So Juan Williams gave a lecture -- on the legacy of Justice Thurgood Marshall -- at the University of Maryland School of Law, where he received a standing ovation from a pack of lawyers from Baltimore. That, my friends, is not a Fox News crowd. Williams also agreed to an interview with The Baltimore Sun, in which he declined to declare himself a sinner.
What interests your GetReligionistas, of course, is the ongoing issue of what Williams actually said in his now infamous visit with Bill O'Reilly. We are interested in everything he said, especially since Williams was offering a classic "Yes, but" message. I remain convinced that one of the worst sins that journalists can commit is to edit a person's words so that they end up saying the opposite of what they actually said.
Alas, here is the short Sun summary of the controversy:
NPR announced Williams' firing last Wednesday for comments made two nights earlier on Bill O'Reilly's Fox show saying that when he sees passengers in traditional Muslim "garb" on an airplane with him, he feels "nervous." Within hours of the firing, Fox News expanded his duties at the top-rated cable news channel with a three-year, $2 million contract.
Williams said Tuesday that he remained emotionally "roiled" by the abrupt termination that has earned NPR harsh criticism, and which touched off a firestorm over political correctness and whether the public radio network welcomes divergent political views.
Later, the Sun did allow Williams to throw another dose of gasoline on one of the many hot issues linked to his departure from public radio:
"At NPR ... they don't know this: A third of the audience for Bill O'Reilly's show is made up of people of color," Williams said. "At NPR, they think, 'Oh, these people who watch Fox don't appreciate diversity of opinion, they're not smart people. They're not informed people. Oh, yeah? I'll tell you what: They're informed. ...
Williams said Tuesday that Fox executives were more enlightened than many on the left give them credit for, especially since the network "allows a black guy with a Hispanic name to sit in the in the big chair and host the big show. Do you see it on CNBC? ... Do you [see] it at CNN in prime time?"
So, you can watch William's controversial statement for yourself or you can read the transcript of his statement in which he reminds viewers of what he said the first time, putting his words back into context. Here's a sample of that:
The truth is that I worry when I am getting on an airplane and see people dressed in garb that identifies them first and foremost as Muslims. This is not a bigoted statement. It is a statement of my feelings, my fears after the terrorist attacks of 9/11 by radical Muslims. In a debate with Bill O'Reilly I revealed my fears to set up the case for not making rash judgments about people of any faith. I pointed out that the Atlanta Olympic bomber -- as well as Timothy McVeigh and the people who protest against gay rights at military funerals -- are Christians, but we journalists don't identify them by their religion.

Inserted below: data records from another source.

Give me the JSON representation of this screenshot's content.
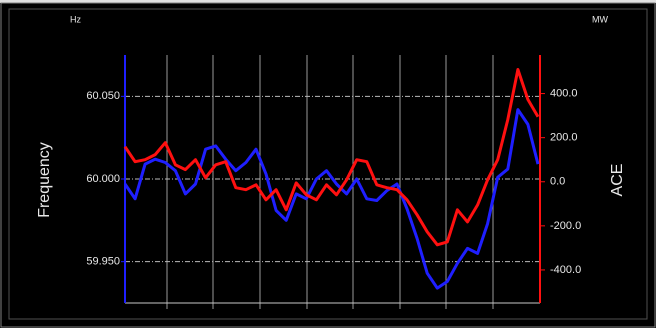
{
  "chart_data": {
    "type": "line",
    "left_unit": "Hz",
    "right_unit": "MW",
    "ylabel": "Frequency",
    "y2label": "ACE",
    "ylim": [
      59.925,
      60.075
    ],
    "yticks": [
      {
        "value": 59.95,
        "label": "59.950"
      },
      {
        "value": 60,
        "label": "60.000"
      },
      {
        "value": 60.05,
        "label": "60.050"
      }
    ],
    "y2lim": [
      -550,
      575
    ],
    "y2ticks": [
      {
        "value": -400,
        "label": "-400.0"
      },
      {
        "value": -200,
        "label": "-200.0"
      },
      {
        "value": 0,
        "label": "0.0"
      },
      {
        "value": 200,
        "label": "200.0"
      },
      {
        "value": 400,
        "label": "400.0"
      }
    ],
    "grid": true,
    "series": [
      {
        "name": "Frequency",
        "color": "#1f1fff",
        "axis": "y",
        "values": [
          59.997,
          59.988,
          60.009,
          60.012,
          60.01,
          60.005,
          59.991,
          59.997,
          60.018,
          60.02,
          60.012,
          60.005,
          60.01,
          60.018,
          60.003,
          59.981,
          59.975,
          59.991,
          59.988,
          60.0,
          60.005,
          59.997,
          59.991,
          60.0,
          59.988,
          59.987,
          59.993,
          59.997,
          59.982,
          59.964,
          59.943,
          59.934,
          59.938,
          59.949,
          59.958,
          59.955,
          59.973,
          60.001,
          60.006,
          60.042,
          60.033,
          60.009
        ]
      },
      {
        "name": "ACE",
        "color": "#ff1010",
        "axis": "y2",
        "values": [
          159,
          91,
          100,
          123,
          177,
          77,
          55,
          100,
          18,
          77,
          91,
          -27,
          -36,
          -14,
          -82,
          -36,
          -127,
          -5,
          -59,
          -82,
          -14,
          -59,
          9,
          100,
          91,
          -14,
          -27,
          -36,
          -82,
          -150,
          -227,
          -286,
          -273,
          -127,
          -182,
          -105,
          9,
          100,
          282,
          509,
          373,
          295
        ]
      }
    ]
  }
}
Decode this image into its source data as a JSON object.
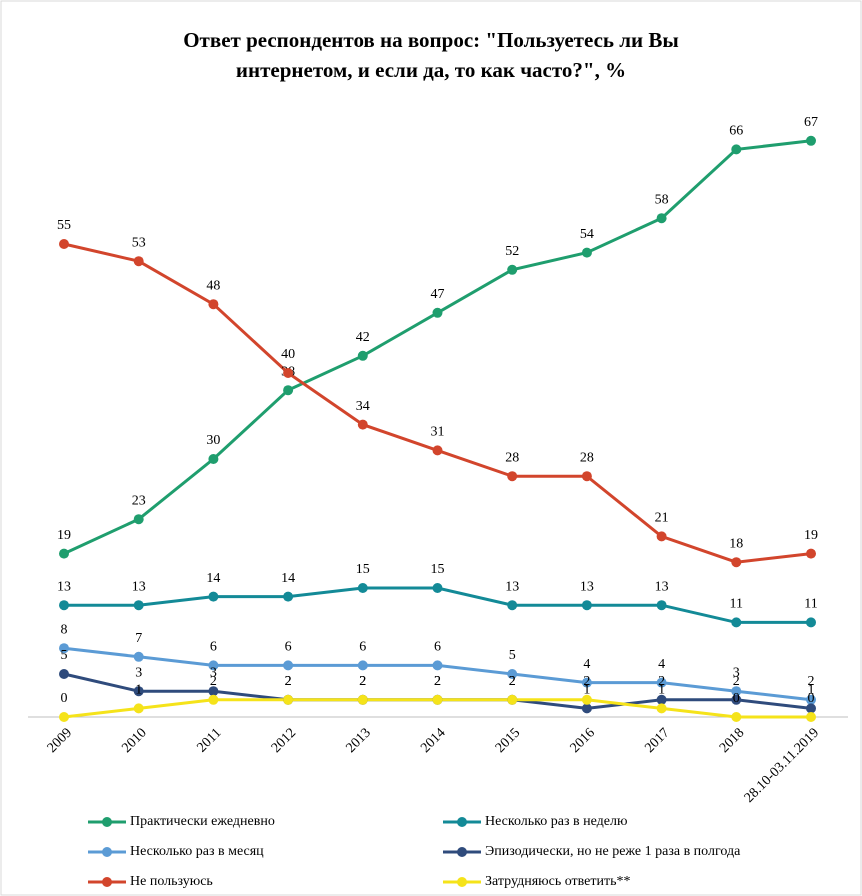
{
  "chart_data": {
    "type": "line",
    "title": [
      "Ответ респондентов на вопрос: \"Пользуетесь ли  Вы",
      "интернетом, и если да, то как часто?\", %"
    ],
    "categories": [
      "2009",
      "2010",
      "2011",
      "2012",
      "2013",
      "2014",
      "2015",
      "2016",
      "2017",
      "2018",
      "28.10-03.11.2019"
    ],
    "series": [
      {
        "name": "Практически ежедневно",
        "color": "#1f9e6e",
        "values": [
          19,
          23,
          30,
          38,
          42,
          47,
          52,
          54,
          58,
          66,
          67
        ]
      },
      {
        "name": "Несколько раз в неделю",
        "color": "#138a97",
        "values": [
          13,
          13,
          14,
          14,
          15,
          15,
          13,
          13,
          13,
          11,
          11
        ]
      },
      {
        "name": "Несколько раз в месяц",
        "color": "#5b9bd5",
        "values": [
          8,
          7,
          6,
          6,
          6,
          6,
          5,
          4,
          4,
          3,
          2
        ]
      },
      {
        "name": "Эпизодически, но не реже 1 раза в полгода",
        "color": "#2f4b7c",
        "values": [
          5,
          3,
          3,
          2,
          2,
          2,
          2,
          1,
          2,
          2,
          1
        ]
      },
      {
        "name": "Не пользуюсь",
        "color": "#d2452c",
        "values": [
          55,
          53,
          48,
          40,
          34,
          31,
          28,
          28,
          21,
          18,
          19
        ]
      },
      {
        "name": "Затрудняюсь ответить**",
        "color": "#f5e31a",
        "values": [
          0,
          1,
          2,
          2,
          2,
          2,
          2,
          2,
          1,
          0,
          0
        ]
      }
    ],
    "ylim": [
      0,
      70
    ],
    "legend": "bottom"
  }
}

And I made it clear that all Americans have to be careful not to let fears lead to the violation of anyone's constitutional rights, be it to build a mosque, carry the Koran or drive a New York cab without the fear of having your throat slashed.
Actually, people do -- and rightly so -- note that the Westboro Baptist protesters are Christians who keep attacking other Christians. Oh, and Timothy McVeigh went out of his way to distance himself from Christianity in any known form.
Nevertheless, what Williams said went something like: This is what I feel, but we cannot allow our feelings to interfere with the rights of others. We cannot blame all Muslims for the actions of a few.
So, if you are looking for an in-depth look at what started this media storm, from a viewpoint just about as far from Fox as possible, check out William Saletan's "frame game" piece at Slate.com, which has many useful links for further research. Here's a look at some of the key analysis:
The damning video clip of Williams ... cuts off the speaker just as he's about to reverse course. According to the full transcript, immediately after saying, "I don't think there's any way to get away from these facts," Williams continues: "But I think there are people who want to somehow remind us all as President Bush did after 9/11, it's not a war against Islam." That continuation has been conveniently snipped from the excerpt.
A few seconds later, Williams challenges O'Reilly's suggestion that "the Muslims attacked us on 9/11." ... Williams reminds O'Reilly that "there are good Muslims." A short while later, O'Reilly asks: "Juan, who is posing a problem in Germany? Is it the Muslims who have come there, or the Germans?" Williams refuses to play the group blame game. "See, you did it again," he tells O'Reilly. "It's extremists."
The bottom line for Saletan is that it's wrong when journalists play this game, turning the meaning of a person's words upside down. It's wrong when conservative activists do it, too. It's wrong when liberal activists do it. It's even wrong when the high priests of NPR do it.